Quoique cette géométrie fasse partie de la discipline très formelle qui sous-tend par endroit la composition spatiale, et qu’elle soit emblématique de la maison Moderne « idéale », c’est seulement dans la salle à manger que peut être détecté cet ordre sous-jacent. La pièce elle-même est en plan composée de deux carrés accolés, et les trois carrés de la surface de service sont centrés sur elle : le dispositif est entièrement approprié à l’activité de dîner et de festoyer, et ceci peut être interprété, comme Klaus Herdeg le soutient, comme l’incarnation dans l’architecture des traditions sociales de la bourgeoisie. Harry Gullichsen en tant que maître des lieux occupe l’extrémité de la table, face à l’entrée. De là il a une vue panoptique sur l’entrée, et au-delà sur la forêt de pins à travers les fenêtres à claire-voie au-dessus du vestibule, mais aussi en diagonale, à travers tout le séjour. Madame Gullichsen occupe tout naturellement la place à l’autre extrémité de la table, idéalement située près des aires de service et de la cuisine, d’où, comme Herdeg l’écrit, elle « peut contempler la silhouette de son mari se détacher sur la cheminée asymétrique de la salle à manger, tandis qu’à travers la fenêtre elle peut apercevoir le sauna, la piscine, l’enclos du jardin et au loin la pinède — éléments naturels ou traditionnels. »

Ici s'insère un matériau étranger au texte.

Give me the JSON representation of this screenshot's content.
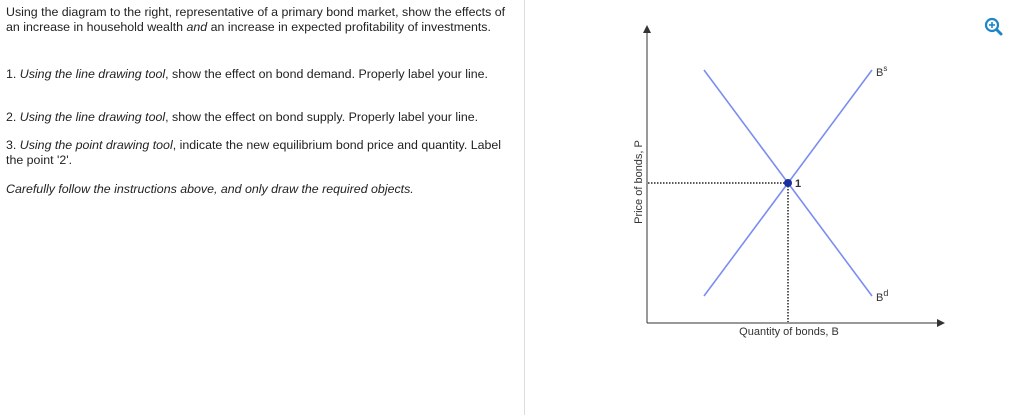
{
  "instructions": {
    "intro": [
      "Using the diagram to the right, representative of a primary bond market, show the effects of an increase in household wealth ",
      "and",
      " an increase in expected profitability of investments."
    ],
    "steps": [
      [
        "1. ",
        "Using the line drawing tool",
        ", show the effect on bond  demand. Properly label your line."
      ],
      [
        "2. ",
        "Using the line drawing tool",
        ", show the effect on bond supply. Properly label your line."
      ],
      [
        "3. ",
        "Using the point drawing tool",
        ", indicate the new equilibrium bond price and quantity. Label the point '2'."
      ]
    ],
    "note": "Carefully follow the instructions above, and only draw the required objects."
  },
  "diagram": {
    "y_axis_label": "Price of bonds, P",
    "x_axis_label": "Quantity of bonds, B",
    "supply_label": {
      "base": "B",
      "sup": "s"
    },
    "demand_label": {
      "base": "B",
      "sup": "d"
    },
    "point_label": "1"
  }
}
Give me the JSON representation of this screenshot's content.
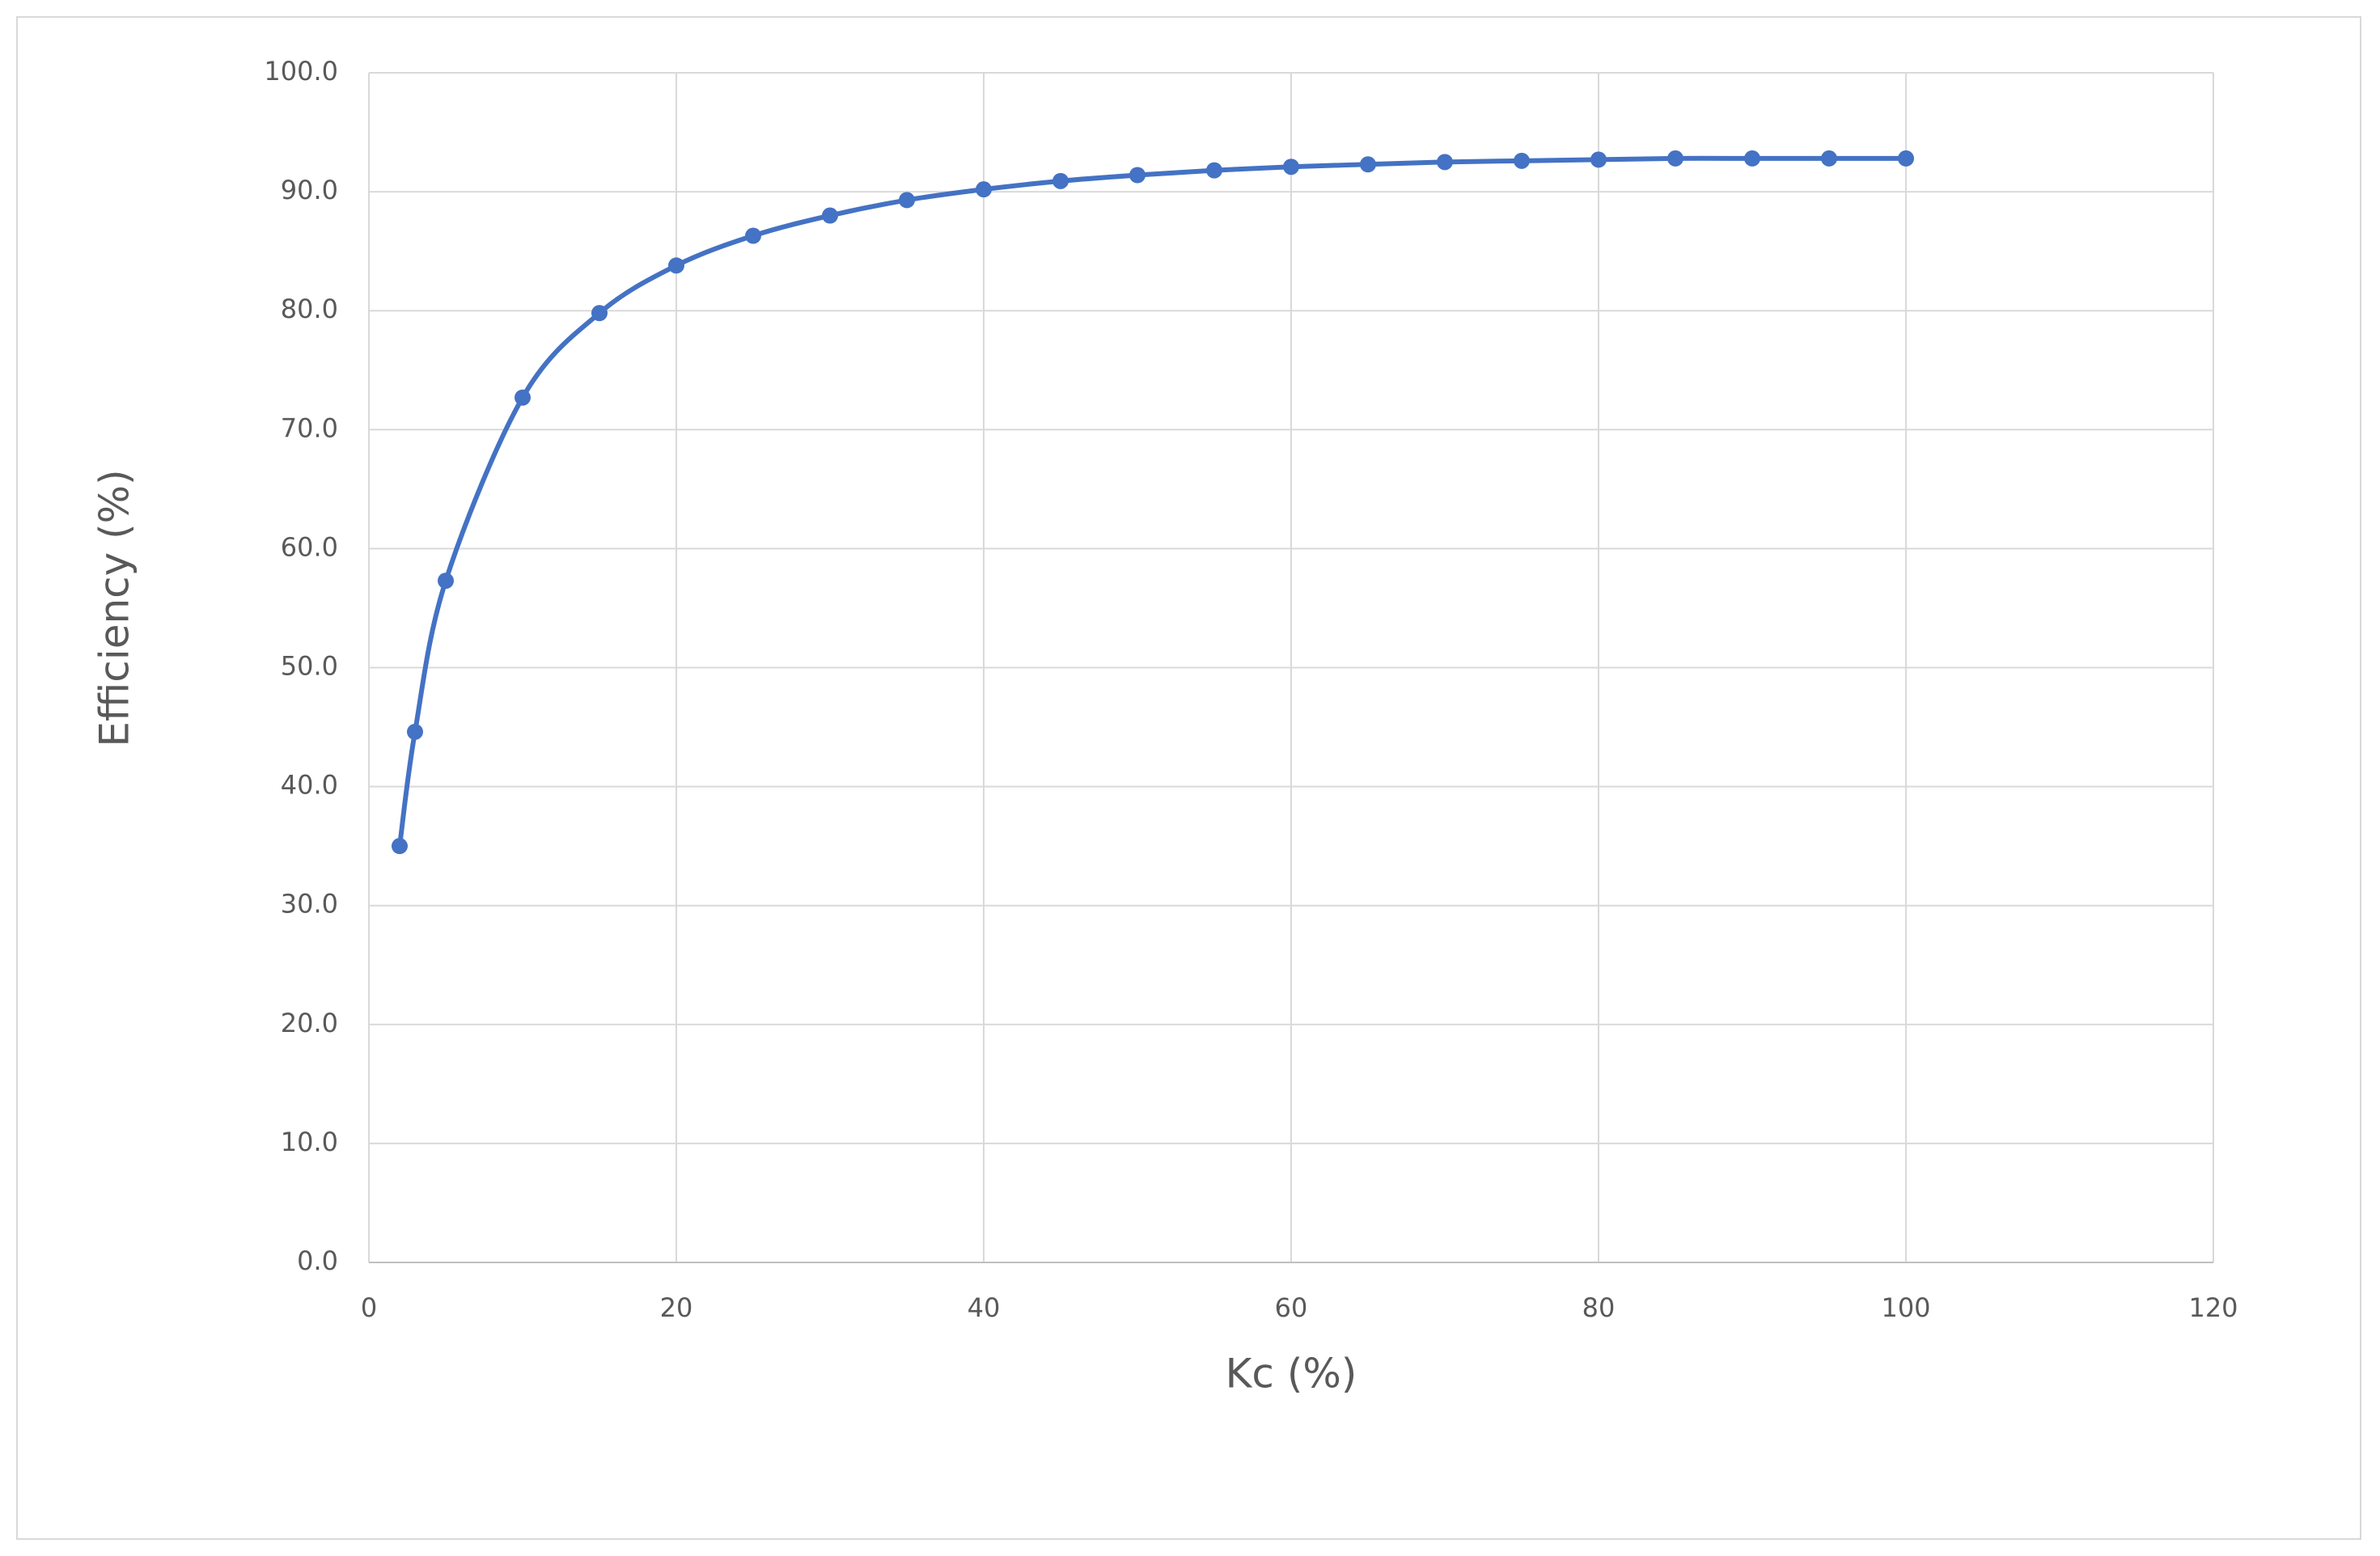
{
  "chart_data": {
    "type": "line",
    "x_label": "Kc (%)",
    "y_label": "Efficiency (%)",
    "x": [
      2,
      3,
      5,
      10,
      15,
      20,
      25,
      30,
      35,
      40,
      45,
      50,
      55,
      60,
      65,
      70,
      75,
      80,
      85,
      90,
      95,
      100
    ],
    "series": [
      {
        "name": "Efficiency",
        "color": "#4472c4",
        "values": [
          35.0,
          44.6,
          57.3,
          72.7,
          79.8,
          83.8,
          86.3,
          88.0,
          89.3,
          90.2,
          90.9,
          91.4,
          91.8,
          92.1,
          92.3,
          92.5,
          92.6,
          92.7,
          92.8,
          92.8,
          92.8,
          92.8
        ]
      }
    ],
    "xlim": [
      0,
      120
    ],
    "xticks": [
      0,
      20,
      40,
      60,
      80,
      100,
      120
    ],
    "ylim": [
      0,
      100
    ],
    "yticks": [
      {
        "value": 0,
        "label": "0.0"
      },
      {
        "value": 10,
        "label": "10.0"
      },
      {
        "value": 20,
        "label": "20.0"
      },
      {
        "value": 30,
        "label": "30.0"
      },
      {
        "value": 40,
        "label": "40.0"
      },
      {
        "value": 50,
        "label": "50.0"
      },
      {
        "value": 60,
        "label": "60.0"
      },
      {
        "value": 70,
        "label": "70.0"
      },
      {
        "value": 80,
        "label": "80.0"
      },
      {
        "value": 90,
        "label": "90.0"
      },
      {
        "value": 100,
        "label": "100.0"
      }
    ],
    "grid": true
  }
}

Le toit plat de la salle à manger se prolonge pour venir couvrir une terrasse qui relie de son toit irrégulier le petit sauna en bois. La terrasse est agrémentée d’un coin où faire du feu qui est adossé à la cheminée de la salle à manger, et qui est surmonté d’un escalier en pierres rustiques montant à une plate-forme en bois posée sur le toit.
En comparaison avec la sophistication spatiale du rez-de-chaussée, le premier étage ressemble plutôt à un strict assemblage de chambres privatives. L’escalier principal arrive dans un hall d’étage intimiste, avec sa propre cheminée directement placée sur celle de l’étage inférieur. Les chambres de monsieur et madame Gullichsen sont disposées de part et d’autre de la grande salle de bain dont le plafond est légèrement en pente avec des évents pour l’air climatisé. Le hall de cet étage se termine par une ligne tout en courbe. Les trois chambres des enfants s’ouvrent sur un large couloir faisant office de salle de jeux, équipé de barres murales pour faire du sport. Leur fenêtres sont des baies formant une avancée en oblique sur la façade, qui apparaissent plutôt comme des volumes rajoutés dessus que comme des ouvertures pratiquées dans le mur. L’angle qu’elles font avec le nu de la façade indique l’entrée de la villa. Les chambres des invités sont disposées sur le côté d’un étroit couloir et donnent sur la forêt grâce à des fenêtres toutes en hauteur, la façade de l’aile des invités restant alors aveugle sur le jardin.
Parmi la vaste collection d'art moderne rassemblée par Maire Gullichsen, la Villa Mairea expose principalement des œuvres d'artistes étrangers, qui sont changées aléatoirement.
La collection d'art finlandais est principalement détenue par le Musée d'art de Pori qui y expose, entre autres, des œuvres de Pablo Picasso, Fernand Léger, Georges Braque, Amedeo Modigliani et Juan Gris[5]. La salle à manger expose notamment des céramiques de Pablo Picasso[6]. Dans l'atelier à l'étage se trouve l'une des estampes de la célèbre série d' Andy Warhol représentant le président Mao[7]. La salle de musique, quant à elle, possède un rare piano à queue conçu par Poul Henningsen[6].